Strong convergence of Picard and Mann iterations for strongly demicontractive multi-valued mappings

A class of demicontractive mappings was first introduced in [Hicks, T. L. and Kubicek, J. D., On the Mann iteration process in a Hilbert space, J. Math. Anal. Appl., 59 (1977) 498–504 and Măruşter, Ş., The solution by iteration of nonlinear equations in Hilbert spaces, Proc. Amer. Math. Soc., 63 (1977), 69–73] and was first mentioned in the case of multi-valued mappings in [Chidume, C. E., Bello, A. U. and Ndambomve, P., Strong and -convergence theorems for common fixed points of a finite family of multivalued demicontractive mappings in CAT(0) spaces, Abstr. Appl. Anal., 2014 (2014), https://doi.org/10.1155/2014/805168 and Isiogugu, F. O. and Osilike, M. O., Convergence theorems for new classes of multivalued hemicontractive-type mappings, Fixed Point Theory Appl., 2014 (2014), https://doi.org/10.1186/1687-1812-2014-93]. The demicontractivity with some weak smoothness conditions ensures only weak convergence of Mann iteration.

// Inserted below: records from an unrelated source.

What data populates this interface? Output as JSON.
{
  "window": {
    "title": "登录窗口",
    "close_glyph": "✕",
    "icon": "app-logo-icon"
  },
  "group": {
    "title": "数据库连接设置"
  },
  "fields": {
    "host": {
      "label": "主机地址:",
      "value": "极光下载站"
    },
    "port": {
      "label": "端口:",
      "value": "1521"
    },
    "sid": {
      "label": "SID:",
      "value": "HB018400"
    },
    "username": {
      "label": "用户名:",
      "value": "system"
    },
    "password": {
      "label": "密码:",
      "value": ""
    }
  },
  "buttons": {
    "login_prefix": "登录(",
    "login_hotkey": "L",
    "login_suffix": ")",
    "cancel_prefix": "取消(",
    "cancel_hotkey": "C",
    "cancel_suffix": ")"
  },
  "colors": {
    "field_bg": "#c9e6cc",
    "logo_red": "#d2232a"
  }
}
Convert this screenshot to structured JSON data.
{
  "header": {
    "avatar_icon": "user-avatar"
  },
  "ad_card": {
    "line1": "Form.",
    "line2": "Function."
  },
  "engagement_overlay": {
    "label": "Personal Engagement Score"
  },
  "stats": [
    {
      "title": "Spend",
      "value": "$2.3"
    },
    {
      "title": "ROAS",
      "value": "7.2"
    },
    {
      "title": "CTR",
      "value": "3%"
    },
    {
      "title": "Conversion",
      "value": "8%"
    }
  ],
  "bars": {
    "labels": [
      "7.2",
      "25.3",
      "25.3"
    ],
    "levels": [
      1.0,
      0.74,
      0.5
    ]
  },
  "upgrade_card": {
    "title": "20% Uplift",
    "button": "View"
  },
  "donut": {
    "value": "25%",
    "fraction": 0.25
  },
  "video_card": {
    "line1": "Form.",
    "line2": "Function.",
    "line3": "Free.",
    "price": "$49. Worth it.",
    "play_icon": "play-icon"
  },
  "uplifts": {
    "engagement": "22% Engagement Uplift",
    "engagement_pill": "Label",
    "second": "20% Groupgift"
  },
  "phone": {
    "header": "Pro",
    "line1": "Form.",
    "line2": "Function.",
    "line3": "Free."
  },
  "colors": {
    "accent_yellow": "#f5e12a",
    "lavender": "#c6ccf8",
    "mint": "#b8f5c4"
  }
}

In 2015, Măruşter and Rus [Kannan contractions and strongly demicontractive mappings, Creat. Math. Inform., 24 (2015), No. 2, 173–182], introduced a class of strongly demicontractive mappings, and also discussed some relationships between strongly demicontractive mappings and Kannan contractions. In this paper, we introduce a new class of strongly demicontractive multi-valued mappings in Hilbert spaces. Strong convergence theorems of Picard and Mann iterative methods for strongly demicontractive multi-valued mappings are established under some suitable coefficients and control sequences.